Limitations of this study discussed by the investigators include the following: small sample size, nonrandomization of the study, and lack of quality of life indicators within the study results. However, the investigators are reviewing the quality of life information of these patients, and it is expected that these findings will be reported in the future. Despite these limitations, the results from this trial demonstrate a clear benefit with the therapy combination of dabrafenib/trametinib in the treatment of BRAF V600E mutated NSCLC to warrant further investigation.

Future directions

Currently, the FDA approval of dabrafenib and trametinib in combination for BRAF V600E-mutated NSCLC patient is limited to patients with metastatic disease in first, second, or third line. However, the study that led to the current approval did not fully evaluate utility in the first-line setting. Additionally, the dabrafenib/trametinib combination has yet to be evaluated head-to-head with chemotherapy or other targeted therapies as first-line therapy. The role of this combination in the neoadjuvant or adjuvant settings remains unclear in early or locally advanced disease. No current clinical trials are underway evaluating the dabrafenib/trametinib combination, but further study is warranted to evaluate these current knowledge gaps.
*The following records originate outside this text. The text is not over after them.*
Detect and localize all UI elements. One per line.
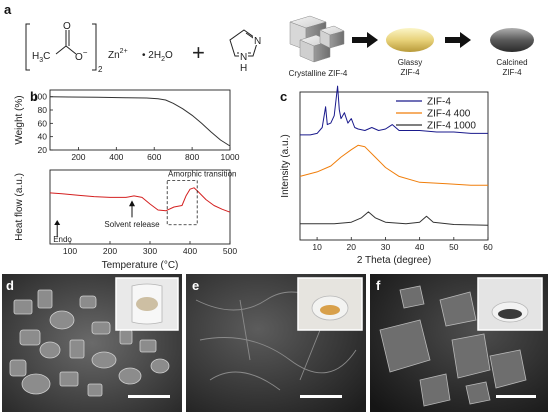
arrow-right-icon <box>352 32 378 48</box>
tga-x-tick-label: 800 <box>185 152 199 162</box>
tga-plot-frame <box>49 89 231 151</box>
tga-y-tick-label: 40 <box>38 132 48 142</box>
xrd-x-tick-label: 10 <box>312 242 322 252</box>
xrd-x-tick-label: 40 <box>415 242 425 252</box>
tga-x-tick-label: 200 <box>71 152 85 162</box>
sem-particles-d <box>9 289 170 397</box>
tga-x-tick-label: 1000 <box>221 152 240 162</box>
panel-label-e: e <box>192 278 199 293</box>
scale-bar-d <box>128 395 170 398</box>
tga-y-tick-label: 60 <box>38 118 48 128</box>
panel-label-b: b <box>30 89 38 104</box>
dsc-x-tick-label: 400 <box>183 246 197 256</box>
hydrate: • 2H2O <box>142 50 173 63</box>
tga-y-tick-label: 20 <box>38 145 48 155</box>
panel-d: d <box>2 274 182 412</box>
panel-e: e <box>186 274 366 412</box>
tga-y-axis-label: Weight (%) <box>14 95 25 144</box>
dsc-plot-frame <box>49 169 231 245</box>
dsc-x-tick-label: 300 <box>143 246 157 256</box>
imidazole-h: H <box>240 63 247 74</box>
panel-label-a: a <box>4 2 12 17</box>
bracket-right <box>92 23 97 71</box>
dsc-x-axis-label: Temperature (°C) <box>102 260 179 271</box>
arrow-up-icon <box>54 220 61 226</box>
annotation-endo: Endo <box>53 235 72 244</box>
black-powder <box>498 309 522 319</box>
xrd-x-tick-label: 60 <box>483 242 493 252</box>
imidazole-n-bottom: N <box>240 52 247 63</box>
xrd-chart: 10 20 30 40 50 60 Intensity (a.u.) 2 Theta (deg… <box>280 85 493 266</box>
tga-x-tick-label: 400 <box>109 152 123 162</box>
stage-label-calcined-2: ZIF-4 <box>502 68 522 77</box>
panel-label-c: c <box>280 89 287 104</box>
glassy-sample <box>320 305 340 315</box>
arrow-up-icon <box>129 200 135 207</box>
bond-c-c <box>55 45 67 55</box>
stage-label-glassy-1: Glassy <box>398 58 422 67</box>
plus-sign: + <box>192 40 205 65</box>
tga-x-tick-label: 600 <box>147 152 161 162</box>
annotation-solvent: Solvent release <box>104 220 160 229</box>
panel-f: f <box>370 274 548 412</box>
xrd-y-axis-label: Intensity (a.u.) <box>280 134 291 197</box>
crystal-cubes-icon <box>289 15 345 63</box>
glassy-zif-icon <box>386 28 434 52</box>
bond-c-o-single <box>65 45 77 55</box>
scale-bar-f <box>496 395 536 398</box>
dsc-x-tick-label: 500 <box>223 246 237 256</box>
dsc-y-axis-label: Heat flow (a.u.) <box>14 173 25 241</box>
xrd-series-line-2 <box>300 211 489 226</box>
imidazole-structure: N N H <box>229 29 262 74</box>
imidazole-n-top: N <box>254 36 261 47</box>
legend-label-2: ZIF-4 1000 <box>427 121 476 132</box>
bracket-left <box>25 23 30 71</box>
dsc-x-tick-label: 100 <box>63 246 77 256</box>
tga-chart: 200 400 600 800 1000 20 40 60 80 100 Weight (%) <box>14 89 240 162</box>
panel-label-d: d <box>6 278 14 293</box>
panel-c: c 10 20 30 40 50 60 Intensity (a.u.) 2 Theta (d… <box>280 85 493 266</box>
tga-y-tick-label: 80 <box>38 105 48 115</box>
panel-a: a H3C O O− 2 Zn2+ • 2H2O + N N H <box>4 2 534 78</box>
legend-label-0: ZIF-4 <box>427 97 451 108</box>
xrd-series-line-0 <box>300 85 488 136</box>
scale-bar-e <box>300 395 342 398</box>
amorphic-transition-box <box>166 179 198 226</box>
legend-label-1: ZIF-4 400 <box>427 109 471 120</box>
carbonyl-o: O <box>63 21 71 32</box>
stage-label-calcined-1: Calcined <box>496 58 527 67</box>
annotation-amorphic: Amorphic transition <box>168 170 236 179</box>
xrd-series-line-1 <box>299 144 488 186</box>
dsc-chart: 100 200 300 400 500 Heat flow (a.u.) Temperatu… <box>14 169 237 271</box>
xrd-plot-frame <box>299 91 489 241</box>
dsc-series-line-0 <box>49 187 231 213</box>
arrow-right-icon <box>445 32 471 48</box>
oxide-o: O− <box>75 48 88 63</box>
calcined-zif-icon <box>490 28 534 52</box>
stage-label-crystalline: Crystalline ZIF-4 <box>289 69 348 78</box>
xrd-x-tick-label: 20 <box>347 242 357 252</box>
panel-label-f: f <box>376 278 381 293</box>
white-powder <box>136 297 158 311</box>
tga-series-line-0 <box>49 96 231 147</box>
zinc-ion: Zn2+ <box>108 48 128 61</box>
bracket-subscript: 2 <box>98 65 103 74</box>
xrd-x-tick-label: 30 <box>381 242 391 252</box>
xrd-x-axis-label: 2 Theta (degree) <box>357 255 431 266</box>
xrd-x-tick-label: 50 <box>449 242 459 252</box>
tga-y-tick-label: 100 <box>33 92 47 102</box>
sem-shards-f <box>379 285 527 407</box>
methyl-h: H3C <box>32 51 50 64</box>
stage-label-glassy-2: ZIF-4 <box>400 68 420 77</box>
dsc-x-tick-label: 200 <box>103 246 117 256</box>
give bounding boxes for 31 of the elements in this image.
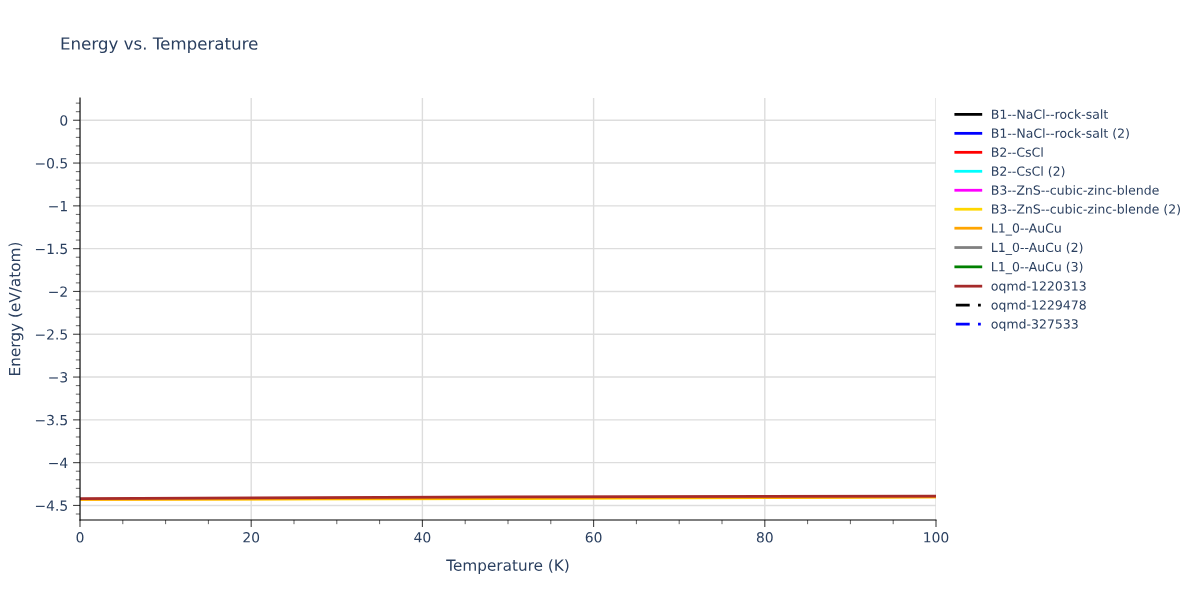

Similarly, the role of this targeted therapy used concurrently or sequentially with radiotherapy remains unknown.

Conclusion

The BRAF pathway has proven to be important in a variety of malignancies. The combination of dabrafenib and trametinib is now available for the treatment of metastatic NSCLC, with clear evidence of patient benefit. However, the role of this targeted therapy combination outside of the metastatic setting or with other treatment modalities remains unclear. Despite these unresolved issues, the dabrafenib/trametinib combination therapy has emerged as a viable tool to treat a carefully selected subset of NSCLC patients.

Disclosure

The authors report no conflicts of interest in this work.